The Associated Press published a story this week about a small protest outside Netflix’s headquarters that was held in response to the company’s defense of comedian Dave Chappelle and his recent special. In the story, the Associated Press included a picture of a Chappelle supporter who “clashed” with protesters. The photo caption read: “Comedian and videographer Vito Gesualdi screams profanities as he engages with peaceful protesters begging him to leave outside the Netflix building in the Hollywood section of Los Angeles.”
But according to Gesualdi, this never happened. He didn’t yell at protesters or “scream profanities.” All he did was yell, “I love Dave Chappelle,” he said.
“Comedian and videographer Vito Gesualdi screams profanities as he engages with peaceful protesters begging him to leave.”
Screams profanities? ?
Dude, I just yelled “I love Dave Chappelle!”
The media sucks! ? pic.twitter.com/74nkAFMFZp
— YOUTUBE.COM / VITO (@VitoGesualdi) October 21, 2021
Gesualdi also said that the anti-Chapelle protesters were not “peaceful,” grabbed him and his friend, and even tackled his friend to the ground.
As of Friday morning, the Associated Press had issued a correction to its photo caption, which now says, “Comedian and videographer Vito Gesualdi shouts at people protesting against Dave Chappelle’s Netflix special outside the Netflix building in the Hollywood section of Los Angeles.” The correction reads, “Corrects caption to remove reference to Gesualdi using profanities, which he did not do at the moment the image was made.
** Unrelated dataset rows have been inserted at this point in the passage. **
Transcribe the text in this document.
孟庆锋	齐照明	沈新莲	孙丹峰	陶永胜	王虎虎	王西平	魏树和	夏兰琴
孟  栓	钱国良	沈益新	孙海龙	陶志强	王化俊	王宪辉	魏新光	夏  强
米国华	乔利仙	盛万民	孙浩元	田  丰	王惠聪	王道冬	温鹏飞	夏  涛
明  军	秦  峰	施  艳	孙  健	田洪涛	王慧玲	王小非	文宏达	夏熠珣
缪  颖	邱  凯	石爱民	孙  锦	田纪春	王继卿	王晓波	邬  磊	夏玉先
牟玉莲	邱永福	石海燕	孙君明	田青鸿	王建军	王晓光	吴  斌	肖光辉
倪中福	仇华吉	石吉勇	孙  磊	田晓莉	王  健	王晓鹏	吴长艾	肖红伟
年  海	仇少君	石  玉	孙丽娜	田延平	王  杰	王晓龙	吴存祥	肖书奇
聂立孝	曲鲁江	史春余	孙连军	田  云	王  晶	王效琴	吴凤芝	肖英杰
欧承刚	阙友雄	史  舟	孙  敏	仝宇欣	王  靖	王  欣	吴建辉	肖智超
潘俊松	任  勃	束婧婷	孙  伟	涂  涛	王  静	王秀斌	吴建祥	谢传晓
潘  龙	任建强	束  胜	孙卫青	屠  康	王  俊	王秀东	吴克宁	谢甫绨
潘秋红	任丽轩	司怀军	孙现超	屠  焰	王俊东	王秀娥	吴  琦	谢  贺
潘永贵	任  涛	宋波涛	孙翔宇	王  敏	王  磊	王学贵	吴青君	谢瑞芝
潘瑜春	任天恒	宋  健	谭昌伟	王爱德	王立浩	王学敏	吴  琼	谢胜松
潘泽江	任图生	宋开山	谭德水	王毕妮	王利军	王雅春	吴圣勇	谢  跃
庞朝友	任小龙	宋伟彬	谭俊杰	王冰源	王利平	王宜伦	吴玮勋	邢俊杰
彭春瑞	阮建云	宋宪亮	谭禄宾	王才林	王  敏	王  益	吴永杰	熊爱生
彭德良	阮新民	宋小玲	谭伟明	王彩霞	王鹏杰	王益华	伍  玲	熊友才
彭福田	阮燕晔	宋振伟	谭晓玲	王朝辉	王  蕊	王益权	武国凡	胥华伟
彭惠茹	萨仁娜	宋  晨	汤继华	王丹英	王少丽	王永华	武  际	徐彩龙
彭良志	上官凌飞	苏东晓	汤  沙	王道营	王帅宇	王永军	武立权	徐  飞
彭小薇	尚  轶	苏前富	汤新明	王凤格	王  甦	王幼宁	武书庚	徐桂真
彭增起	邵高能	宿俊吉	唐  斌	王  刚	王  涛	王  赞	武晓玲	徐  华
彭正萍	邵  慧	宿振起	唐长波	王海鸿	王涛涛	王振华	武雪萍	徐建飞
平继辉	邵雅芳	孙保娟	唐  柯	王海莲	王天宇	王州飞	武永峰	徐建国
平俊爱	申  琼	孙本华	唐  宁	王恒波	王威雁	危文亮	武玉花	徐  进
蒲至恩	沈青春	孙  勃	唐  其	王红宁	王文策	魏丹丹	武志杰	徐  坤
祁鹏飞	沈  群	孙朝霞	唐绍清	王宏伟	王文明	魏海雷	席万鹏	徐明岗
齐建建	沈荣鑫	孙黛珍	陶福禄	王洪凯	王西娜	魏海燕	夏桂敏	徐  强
Also removes reference to protesters being peaceful because one protester destroyed his sign.”
If Gesualdi had not publicly drawn attention to the Associated Press’s lie, would this correction ever have been issued? Probably not.
Note that this kind of journalistic misconduct — it isn’t just bias, it’s the deliberate use of lies to promote an agenda — is becoming a lot more common at the Associated Press lately.
There’s a reason the outlet published the original false caption when it could have easily verified the interaction in question with the subject of the picture. It wanted to make Gesualdi out to be the bad guy because doing so fit the narrative the Associated Press had already adopted: that the Netflix protesters were trying to right a “wrong” that had been done to them and that anyone who disagreed was perpetuating said “wrong.”
Gesualdi should sue the Associated Press for libel, even if just to make a point. Until the media are forced to start paying for this kind of behavior, they will continue to lie and smear and mislead. This is only the latest example at an organization that was once considered reputable.